M'oubliant un instant, mes pensées vont à Yanis, Sarah et Fatima. Est ce qu'ils vont bien ? Sont-ils hors de danger ? ... l'angoisse me rend très vulnérable et sensible à la moindre secousse. À chaque mouvement brusque, je ne peux m'empêcher de répéter « Allah Akbar ! (Dieu est Grand !) »

Au rythme des bosses et des virages infernales, depuis mon réveille, je suis complétement déboussolé, je ne sais pas quelle heure est-il, où je suis, mais surtout à qui j'ai à faire ? Je retourne la situation de mille façons et j'imagine tous les scénarios plausibles, les renseignements Afghans, la CIA, les services secrets Français, la mafia... en vain, je n'arrive pas à trouver une logique, une explication ...

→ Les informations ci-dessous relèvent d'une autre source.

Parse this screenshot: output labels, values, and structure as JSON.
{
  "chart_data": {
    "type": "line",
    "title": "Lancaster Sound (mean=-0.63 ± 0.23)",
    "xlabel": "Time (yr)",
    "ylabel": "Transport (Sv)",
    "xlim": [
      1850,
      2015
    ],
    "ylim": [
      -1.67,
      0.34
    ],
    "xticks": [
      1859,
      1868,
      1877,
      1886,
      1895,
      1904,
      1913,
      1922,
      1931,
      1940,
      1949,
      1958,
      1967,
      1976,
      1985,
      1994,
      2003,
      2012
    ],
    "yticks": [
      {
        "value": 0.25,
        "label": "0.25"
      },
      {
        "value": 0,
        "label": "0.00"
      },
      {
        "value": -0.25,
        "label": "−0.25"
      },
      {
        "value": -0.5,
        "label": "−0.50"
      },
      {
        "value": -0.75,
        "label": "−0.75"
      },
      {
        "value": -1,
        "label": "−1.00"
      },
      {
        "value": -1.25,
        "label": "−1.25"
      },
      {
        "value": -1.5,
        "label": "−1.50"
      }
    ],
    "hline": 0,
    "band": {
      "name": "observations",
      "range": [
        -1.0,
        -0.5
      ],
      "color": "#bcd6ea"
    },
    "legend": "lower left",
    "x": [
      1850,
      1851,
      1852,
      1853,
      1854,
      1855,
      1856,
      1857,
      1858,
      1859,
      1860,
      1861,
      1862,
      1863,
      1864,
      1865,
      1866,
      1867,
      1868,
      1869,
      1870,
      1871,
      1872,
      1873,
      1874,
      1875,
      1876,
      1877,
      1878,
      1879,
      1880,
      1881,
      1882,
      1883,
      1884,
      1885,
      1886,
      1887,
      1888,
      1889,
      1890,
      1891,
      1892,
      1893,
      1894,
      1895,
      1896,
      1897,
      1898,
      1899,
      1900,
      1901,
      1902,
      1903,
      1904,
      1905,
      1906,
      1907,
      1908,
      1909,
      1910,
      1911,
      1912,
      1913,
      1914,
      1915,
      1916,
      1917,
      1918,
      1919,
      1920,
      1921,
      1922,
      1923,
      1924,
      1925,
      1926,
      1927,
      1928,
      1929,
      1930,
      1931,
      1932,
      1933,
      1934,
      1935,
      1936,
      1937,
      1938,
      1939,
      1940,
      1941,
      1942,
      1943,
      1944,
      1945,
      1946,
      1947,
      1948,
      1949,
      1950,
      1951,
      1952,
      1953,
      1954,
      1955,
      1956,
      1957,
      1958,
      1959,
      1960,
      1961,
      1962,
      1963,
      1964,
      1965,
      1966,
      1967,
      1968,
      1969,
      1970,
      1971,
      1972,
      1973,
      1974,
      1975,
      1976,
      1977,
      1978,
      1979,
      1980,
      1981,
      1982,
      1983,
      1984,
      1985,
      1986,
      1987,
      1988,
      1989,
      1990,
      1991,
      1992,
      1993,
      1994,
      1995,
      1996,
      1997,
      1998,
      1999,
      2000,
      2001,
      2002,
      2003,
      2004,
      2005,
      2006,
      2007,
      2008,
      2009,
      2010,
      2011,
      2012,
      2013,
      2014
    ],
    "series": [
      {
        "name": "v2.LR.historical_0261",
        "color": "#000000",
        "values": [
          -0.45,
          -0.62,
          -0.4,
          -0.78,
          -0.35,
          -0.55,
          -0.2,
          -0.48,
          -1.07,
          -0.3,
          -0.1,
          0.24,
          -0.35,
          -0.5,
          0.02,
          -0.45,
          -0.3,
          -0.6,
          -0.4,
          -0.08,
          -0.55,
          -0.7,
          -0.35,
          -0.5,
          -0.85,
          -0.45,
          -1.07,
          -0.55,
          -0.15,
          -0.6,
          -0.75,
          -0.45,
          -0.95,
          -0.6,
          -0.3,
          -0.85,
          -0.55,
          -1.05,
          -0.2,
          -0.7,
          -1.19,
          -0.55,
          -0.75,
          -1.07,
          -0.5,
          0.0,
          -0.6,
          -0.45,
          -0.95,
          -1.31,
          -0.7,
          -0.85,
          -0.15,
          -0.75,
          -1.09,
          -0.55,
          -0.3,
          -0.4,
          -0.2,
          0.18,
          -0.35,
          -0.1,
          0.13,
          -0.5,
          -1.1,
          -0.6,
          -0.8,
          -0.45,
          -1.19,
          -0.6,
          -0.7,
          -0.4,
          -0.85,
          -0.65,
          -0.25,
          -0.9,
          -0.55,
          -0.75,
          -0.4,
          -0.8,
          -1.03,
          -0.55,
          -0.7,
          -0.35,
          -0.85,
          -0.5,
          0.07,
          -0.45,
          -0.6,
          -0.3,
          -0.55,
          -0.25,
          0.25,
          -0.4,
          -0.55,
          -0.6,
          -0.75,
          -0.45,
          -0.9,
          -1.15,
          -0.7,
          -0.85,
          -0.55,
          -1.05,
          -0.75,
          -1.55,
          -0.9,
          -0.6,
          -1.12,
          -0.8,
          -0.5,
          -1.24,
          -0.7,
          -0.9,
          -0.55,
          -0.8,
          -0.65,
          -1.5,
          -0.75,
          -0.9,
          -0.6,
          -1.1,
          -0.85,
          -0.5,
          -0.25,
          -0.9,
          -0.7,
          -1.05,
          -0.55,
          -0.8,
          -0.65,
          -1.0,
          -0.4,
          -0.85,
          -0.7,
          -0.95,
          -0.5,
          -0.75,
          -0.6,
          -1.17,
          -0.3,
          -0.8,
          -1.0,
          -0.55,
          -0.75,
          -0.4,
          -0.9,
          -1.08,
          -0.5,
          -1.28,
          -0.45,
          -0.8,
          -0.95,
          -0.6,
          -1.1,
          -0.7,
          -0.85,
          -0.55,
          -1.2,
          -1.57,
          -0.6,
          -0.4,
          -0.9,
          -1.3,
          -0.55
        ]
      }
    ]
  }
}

Tel un navire sur le point de chavirer, mon âme en danger se retrouve plus enclin à la foi, au rappel vers Allah, j'ai l'impression de revivre cette nuit terrible du naufrage... mes supplications brisent le silence infernal qu'impose le chaos qui règne dans le coffre.
Depuis mon départ du camp de réfugiés me suis je éloigné de mes principes, de ma spiritualité ? Est une manière de vivre sa pénitence ? Ne dit on pas, lorsqu'Allah aime sa créature il lui offre plus d'épreuve pour l'élever davantage...

La chaleur me donne soif, je ressens les mêmes sensations de déshydratation que lors de cette traversé de la Méditerranée, ce lieu qui réunit le sublime et l'horreur pour l'immigré réfugié que je suis.
J'ai beau me débattre pour me détacher les mains, c'est mission impossible. La corde est trop serrée, mes tours de poignets me font horriblement mal, mais que faire ? Je ne peux même pas crier et appeler à l'aide, je ne peux respirer que par le nez ... cette sensation de n'exister que par l'esprit est terrible. J'ai le sentiment d'être un objet habité par une conscience. 

Après un trajet interminable, secoué dans tous les sens, la voiture s'arrête enfin, mon corps me fait sentir les courbatures, j'ai qu'une hâte, comprendre qui sont ces gars, qu'est-ce qu'ils me veulent ? Mon coeur s'accélère les implorations et les prières se pressent dans ma tête créer une confusion dans mes priorités de quêtes,  durant ce trajet je me rends compte que le mot « Allah » m'a habité comme jamais. Est ce la crainte de mourir ? De perdre les derniers être qui me sont chères ?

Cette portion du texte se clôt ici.